Tipe konflik ini timbul dari
proses-proses yang tidak rasional dan emosional dari pihak-pihak yang terlibat
di dalamnya. Upaya untuk memecahkan konflik selalu timbul selama berlangsungnya
kehidupan suatu kelompok, namun terdapat perbedaan-perbedaan di dalam sifat dan
intensitas konflik pada berbagai tahap perkembangan kelompok.
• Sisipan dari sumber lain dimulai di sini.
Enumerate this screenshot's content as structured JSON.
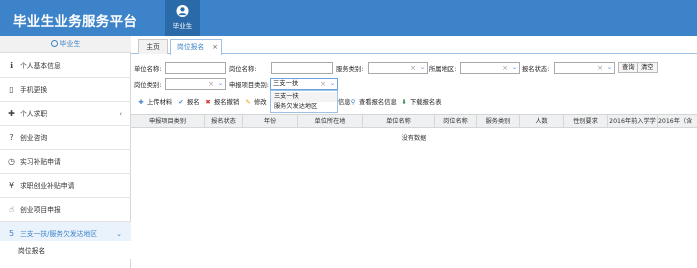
{
  "header": {
    "app_title": "毕业生业务服务平台",
    "user_label": "毕业生"
  },
  "sidebar": {
    "user_name": "毕业生",
    "items": [
      {
        "icon": "info-icon",
        "label": "个人基本信息",
        "glyph": "ℹ"
      },
      {
        "icon": "phone-icon",
        "label": "手机更换",
        "glyph": "▯"
      },
      {
        "icon": "plus-icon",
        "label": "个人求职",
        "glyph": "✚",
        "arrow": "‹"
      },
      {
        "icon": "question-icon",
        "label": "创业咨询",
        "glyph": "?"
      },
      {
        "icon": "clock-icon",
        "label": "实习补贴申请",
        "glyph": "◷"
      },
      {
        "icon": "money-icon",
        "label": "求职创业补贴申请",
        "glyph": "¥"
      },
      {
        "icon": "hand-icon",
        "label": "创业项目申报",
        "glyph": "☝"
      },
      {
        "icon": "html5-icon",
        "label": "三支一扶/服务欠发达地区",
        "glyph": "5",
        "arrow": "⌄"
      }
    ],
    "sub_item": "岗位报名"
  },
  "tabs": {
    "home": "主页",
    "active": "岗位报名",
    "close": "×"
  },
  "filters": {
    "unit_name": {
      "label": "单位名称:",
      "value": ""
    },
    "post_name": {
      "label": "岗位名称:",
      "value": ""
    },
    "service_type": {
      "label": "服务类别:",
      "value": ""
    },
    "region": {
      "label": "所属地区:",
      "value": ""
    },
    "report_status": {
      "label": "报名状态:",
      "value": ""
    },
    "query_button": "查询",
    "clear_button": "清空",
    "post_type": {
      "label": "岗位类别:",
      "value": ""
    },
    "project_type": {
      "label": "申报项目类别:",
      "value": "三支一扶"
    },
    "clear_glyph": "×",
    "dropdown_glyph": "⌄"
  },
  "dropdown_options": [
    "三支一扶",
    "服务欠发达地区"
  ],
  "toolbar": [
    {
      "icon": "add-icon",
      "glyph": "✚",
      "label": "上传材料",
      "color": "#3d83c9"
    },
    {
      "icon": "check-icon",
      "glyph": "✔",
      "label": "报名",
      "color": "#3d83c9"
    },
    {
      "icon": "cross-icon",
      "glyph": "✖",
      "label": "报名撤销",
      "color": "#d9302c"
    },
    {
      "icon": "pencil-icon",
      "glyph": "✎",
      "label": "修改",
      "color": "#e0a000"
    },
    {
      "icon": "partial-label",
      "glyph": "",
      "label": "信息",
      "color": "#333"
    },
    {
      "icon": "search-icon",
      "glyph": "⚲",
      "label": "查看报名信息",
      "color": "#3d83c9"
    },
    {
      "icon": "download-icon",
      "glyph": "⬇",
      "label": "下载报名表",
      "color": "#2e8b57"
    }
  ],
  "table": {
    "headers": [
      "申报项目类别",
      "报名状态",
      "年份",
      "单位所在地",
      "单位名称",
      "岗位名称",
      "服务类别",
      "人数",
      "性别要求",
      "2016年前入学学",
      "2016年（含"
    ],
    "empty_text": "没有数据"
  }
}
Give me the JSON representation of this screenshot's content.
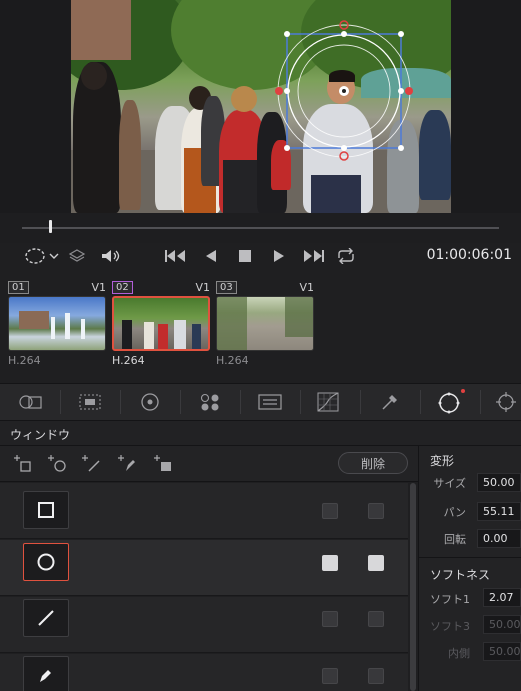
{
  "viewer": {
    "description_icon": "window-overlay"
  },
  "transport": {
    "timecode": "01:00:06:01"
  },
  "clips": [
    {
      "num": "01",
      "track": "V1",
      "codec": "H.264"
    },
    {
      "num": "02",
      "track": "V1",
      "codec": "H.264"
    },
    {
      "num": "03",
      "track": "V1",
      "codec": "H.264"
    }
  ],
  "panel": {
    "title": "ウィンドウ",
    "delete_label": "削除"
  },
  "transform": {
    "title": "変形",
    "size_label": "サイズ",
    "size_value": "50.00",
    "pan_label": "パン",
    "pan_value": "55.11",
    "rotate_label": "回転",
    "rotate_value": "0.00"
  },
  "softness": {
    "title": "ソフトネス",
    "soft1_label": "ソフト1",
    "soft1_value": "2.07",
    "soft3_label": "ソフト3",
    "soft3_value": "50.00",
    "inner_label": "内側",
    "inner_value": "50.00"
  },
  "colors": {
    "accent": "#e0523f",
    "selected_clip_badge": "#b15ed8",
    "keyframe_dot": "#e04040"
  }
}
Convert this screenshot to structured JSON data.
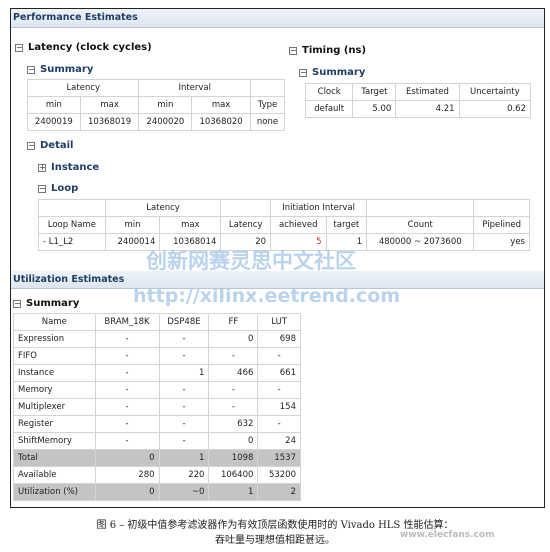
{
  "perf": {
    "title": "Performance Estimates",
    "latency": {
      "title": "Latency (clock cycles)",
      "summary": "Summary",
      "groups": [
        "Latency",
        "Interval"
      ],
      "headers": [
        "min",
        "max",
        "min",
        "max",
        "Type"
      ],
      "row": [
        "2400019",
        "10368019",
        "2400020",
        "10368020",
        "none"
      ]
    },
    "timing": {
      "title": "Timing (ns)",
      "summary": "Summary",
      "headers": [
        "Clock",
        "Target",
        "Estimated",
        "Uncertainty"
      ],
      "row": [
        "default",
        "5.00",
        "4.21",
        "0.62"
      ]
    },
    "detail": {
      "title": "Detail",
      "instance": "Instance",
      "loop": "Loop",
      "groups": [
        "Latency",
        "Initiation Interval"
      ],
      "headers": [
        "Loop Name",
        "min",
        "max",
        "Latency",
        "achieved",
        "target",
        "Count",
        "Pipelined"
      ],
      "row": [
        "- L1_L2",
        "2400014",
        "10368014",
        "20",
        "5",
        "1",
        "480000 ~ 2073600",
        "yes"
      ],
      "achieved_color": "#d03030"
    }
  },
  "util": {
    "title": "Utilization Estimates",
    "summary": "Summary",
    "headers": [
      "Name",
      "BRAM_18K",
      "DSP48E",
      "FF",
      "LUT"
    ],
    "rows": [
      [
        "Expression",
        "-",
        "-",
        "0",
        "698"
      ],
      [
        "FIFO",
        "-",
        "-",
        "-",
        "-"
      ],
      [
        "Instance",
        "-",
        "1",
        "466",
        "661"
      ],
      [
        "Memory",
        "-",
        "-",
        "-",
        "-"
      ],
      [
        "Multiplexer",
        "-",
        "-",
        "-",
        "154"
      ],
      [
        "Register",
        "-",
        "-",
        "632",
        "-"
      ],
      [
        "ShiftMemory",
        "-",
        "-",
        "0",
        "24"
      ],
      [
        "Total",
        "0",
        "1",
        "1098",
        "1537"
      ],
      [
        "Available",
        "280",
        "220",
        "106400",
        "53200"
      ],
      [
        "Utilization (%)",
        "0",
        "~0",
        "1",
        "2"
      ]
    ]
  },
  "watermarks": [
    "创新网赛灵思中文社区",
    "http://xilinx.eetrend.com",
    "www.elecfans.com"
  ],
  "caption": {
    "line1": "图 6 – 初级中值参考滤波器作为有效顶层函数使用时的 Vivado HLS 性能估算：",
    "line2": "吞吐量与理想值相距甚远。"
  }
}
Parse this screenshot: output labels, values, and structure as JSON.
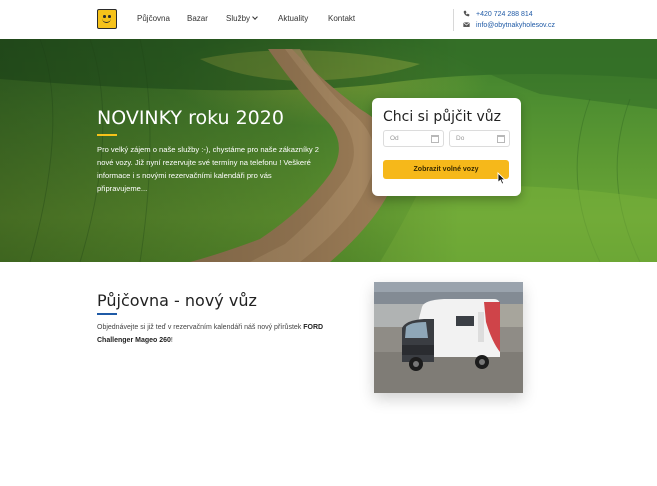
{
  "header": {
    "nav": [
      "Půjčovna",
      "Bazar",
      "Služby",
      "Aktuality",
      "Kontakt"
    ],
    "phone": "+420 724 288 814",
    "email": "info@obytnakyholesov.cz"
  },
  "hero": {
    "title": "NOVINKY roku 2020",
    "text": "Pro velký zájem o naše služby :-), chystáme pro naše zákazníky 2 nové vozy. Již nyní rezervujte své termíny na telefonu ! Veškeré informace i s novými rezervačními kalendáři pro vás připravujeme..."
  },
  "booking": {
    "title": "Chci si půjčit vůz",
    "from_placeholder": "Od",
    "to_placeholder": "Do",
    "button": "Zobrazit volné vozy"
  },
  "section": {
    "title": "Půjčovna - nový vůz",
    "text_before": "Objednávejte si již teď v rezervačním kalendáři náš nový přírůstek ",
    "text_bold": "FORD Challenger Mageo 260",
    "text_after": "!"
  },
  "colors": {
    "accent_yellow": "#f6c21a",
    "accent_blue": "#1f5aa6",
    "button": "#f6b81a"
  },
  "icons": [
    "smiley-logo-icon",
    "chevron-down-icon",
    "phone-icon",
    "envelope-icon",
    "calendar-icon",
    "cursor-icon"
  ]
}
Adapun cara-cara
pemecahan konflik sebagai berikut:
1. Elimination:
Pengunduran diri salah satu pihak yang terlibat di dalam konflik.
2. Subjugation
atau Domination: Orang atau pihak yang mempunyai kekuatan terbesar dapat
memaksa orang atau pihak lain untuk mentaatinya.
3. Majority
Rule: Suara terbanyak yang ditentukan dengan voting, akan menentukan keputusan,
tanpa mempertimbangkan argumentasi.
4. Minority
Consent: Kelompok mayoritas yang menang, namun kelompok minoritas tidak merasa
dikalahkan, dan menerima keputusan serta sepakat untuk melakukan kegiatan
bersama.
5. Compromise
(Kompromi): Kedua atau semua sub kelompok yang terlibat di dalam konflik,
berusaha mencari dan mendapatkan jalan tengah.
6. Integration:
Pendapat-pendapat yang bertentangan didiskusikan, dipertimbangkan, dan ditelaah
kembali sampai kelompok mencapai suatu keputusan yang memuaskan bagi semua
pihak.
Usaha-usaha untuk menghindari
perbedaan-perbedaan dan untuk memendam konflik-konflik, tidak pernah berhasil
dalam waktu yang lama. Kesatupaduan di dalam perbedaan-perbedaan merupakan
suatu nilai yang menghargai perbedaan, yang menggunakan perbedaan-perbedaan
tersebut untuk memperkuat kelompok.
E. Integrasi
Masyarakat dan Nasional
Integrasi masyarakat dapat diartikan
adanya kerjasama dari seluruh anggota masyarakat, mulai dari individu,
keluarga, lembaga-lembaga, dan masyarakat secara keseluruhan Integrasi
masyarakat akan terwujud apabila mampu mengendalikan prasangka yang ada di
dalam masyarakat, sehingga tidak terjadi konflik.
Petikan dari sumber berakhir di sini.